Investor Behavior
How to Invest and Outperform Friends, Colleagues, and Neighbors
How you behave with your investments matters a whole lot. In fact, investor behavior is one of the most important factors for reaching your long-term investment goals, even more than investment skill in my view and experience.
It is hard to teach behavior, as any new behavior is typically learned over a long period of time and includes a lot of intentional action to turn it into a habit. Investor behavior is innate, hard to measure, and evolves over time.
To illustrate how investor behavior works, take the story of Grace Groner. Grace was born in rural Illinois in 1909, orphaned at the age of 12, never married, and was a career secretary who started work during the Great Depression. Grace lived a peaceful and humble life in a one-bedroom cottage in Lake Forest, IL and never owned a car. In her first year working at her healthcare employer, she invested in her employer’s stock. Over the next 70 years, she continually reinvested in this stock through 13 recessions and many market corrections and wars. Though the most sophisticated investors would have sold their investments, Grace held her investments with strong intestinal and emotional fortitude.
Money Is Made By Sitting, Not Trading – Jesse Livermore
Upon Grace’s death at the age of 100, she left all of her money to her alma mater Lake Forest College. All $7.2 million of it. Everyone who knew Grace were baffled about her wealth and how she attained it. The truth is there was no secret model, spreadsheet, or algorithm used to amass her money. She did not trade in and out of her stock, time the market, sell it all due to poor quarterly earnings, watch CNBC’s Mad Money, or get frightened and sell due to a doomsday market pundit.
Grace simply kept her eye on the long term, so time was her friend.
Investment Returns & Investor Returns – A Big, Expensive Behavioral Difference
Investing is not about what and how much you know. Rather, investing boils down to how you behave with your money.
One way to measure the impact investor behavior has on overall performance is to view the difference between investment returns versus investor returns.
- Investment returns are what you see advertised that assumes you invest and then leave the money alone. You don’t react to news and sell and then buy another investment. Instead, investment return is when you purchase the investment and hold it.
- Investor returns, on the other hand, quantifies the returns experienced in the real world. These returns are what you earn from buying and selling, switching to other investments, or selling during seemingly earth-shattering market events.
The difference between investment returns and investor returns can actually be quantified. Dalbar, a market research firm, conducts an annual study to quantify investor behavior compared to investment returns available in the market. For as long as Dalbar has been conducting the study (which is over 20 years), the outcome has been the same: investor returns have consistently and substantially trailed the average investment return. As the chart below highlights, investor returns lag the typical investment return by about 5%, which is an enormous gap.

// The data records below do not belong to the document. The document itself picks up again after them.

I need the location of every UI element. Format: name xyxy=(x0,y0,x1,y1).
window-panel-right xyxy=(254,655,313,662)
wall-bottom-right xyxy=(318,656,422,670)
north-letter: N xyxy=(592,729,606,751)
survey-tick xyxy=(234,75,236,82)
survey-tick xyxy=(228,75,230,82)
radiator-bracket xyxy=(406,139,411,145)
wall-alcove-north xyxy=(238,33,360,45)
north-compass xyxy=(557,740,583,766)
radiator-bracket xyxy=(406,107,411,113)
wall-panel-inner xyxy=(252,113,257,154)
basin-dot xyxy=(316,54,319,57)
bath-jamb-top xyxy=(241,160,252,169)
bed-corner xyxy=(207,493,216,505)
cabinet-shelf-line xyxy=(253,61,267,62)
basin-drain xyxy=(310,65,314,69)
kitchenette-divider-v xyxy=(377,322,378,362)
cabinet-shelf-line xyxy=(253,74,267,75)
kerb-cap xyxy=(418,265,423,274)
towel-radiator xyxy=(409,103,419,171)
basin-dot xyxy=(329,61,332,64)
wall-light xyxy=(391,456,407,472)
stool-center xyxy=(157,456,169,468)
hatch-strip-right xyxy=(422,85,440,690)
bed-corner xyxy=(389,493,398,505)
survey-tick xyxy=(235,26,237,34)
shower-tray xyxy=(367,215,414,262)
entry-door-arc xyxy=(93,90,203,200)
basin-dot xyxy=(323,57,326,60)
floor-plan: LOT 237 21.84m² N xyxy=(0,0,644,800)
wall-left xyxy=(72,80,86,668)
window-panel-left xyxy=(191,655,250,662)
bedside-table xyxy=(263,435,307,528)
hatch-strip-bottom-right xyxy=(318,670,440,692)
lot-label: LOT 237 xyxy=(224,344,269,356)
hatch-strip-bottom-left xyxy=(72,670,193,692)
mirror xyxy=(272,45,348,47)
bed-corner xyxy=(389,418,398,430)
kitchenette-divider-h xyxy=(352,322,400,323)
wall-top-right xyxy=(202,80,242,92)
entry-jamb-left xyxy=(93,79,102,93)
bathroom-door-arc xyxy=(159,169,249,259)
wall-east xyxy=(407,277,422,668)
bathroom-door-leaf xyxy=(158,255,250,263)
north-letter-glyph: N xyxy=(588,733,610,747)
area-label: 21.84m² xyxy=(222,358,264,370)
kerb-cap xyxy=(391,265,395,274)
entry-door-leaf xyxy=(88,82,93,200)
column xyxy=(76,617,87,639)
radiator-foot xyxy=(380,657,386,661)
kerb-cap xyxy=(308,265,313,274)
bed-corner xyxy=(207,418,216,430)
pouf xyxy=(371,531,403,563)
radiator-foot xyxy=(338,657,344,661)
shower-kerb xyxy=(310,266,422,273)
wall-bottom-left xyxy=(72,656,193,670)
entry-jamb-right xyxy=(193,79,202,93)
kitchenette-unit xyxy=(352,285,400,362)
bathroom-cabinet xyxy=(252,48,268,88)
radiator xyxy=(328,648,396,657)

Source: Dalbar. Returns are for the period ending 12/31/16
The most recent study by Dalbar notes the most likely reason why investor returns trail investment returns:
”The retention rate data for equity, fixed-income and asset-allocation mutual funds strongly suggests that investors lack the patience and long-term vision to stay invested in any one fund for much more than four years. Jumping into and out of investments every few years is not a prudent strategy because investors are simply unable to correctly time when to make such moves.”
So, simply put, most people lack patience when it comes to investing. Emotional decision-making and mistakes made by investors over time take a great bite out of investor returns.
In the end, people make mistakes. Despite your best intentions, it’s almost impossible to eliminate behavioral biases that cause you to make bad investment decisions and therefore trail investment returns available in the market. There are many behavioral biases that can cause you to act irrationally and trail investment returns. These biases are unfortunately many and include mental accounting, herding, regret, and anchoring (more on these in a future newsletter).
Be Like Grace Groner & Outperform 99% Of All Investors
Don’t Give Me Timing, Give Me Time
The conclusion is not that we can all be like Grace Groner and diligently stick with an investment plan for over 70 years. The key to investment success is not about skill as demonstrated by Grace Groner. It’s about focusing on a plan that’s simple, not complicated, and narrowing the behavior gap and capturing more investment returns.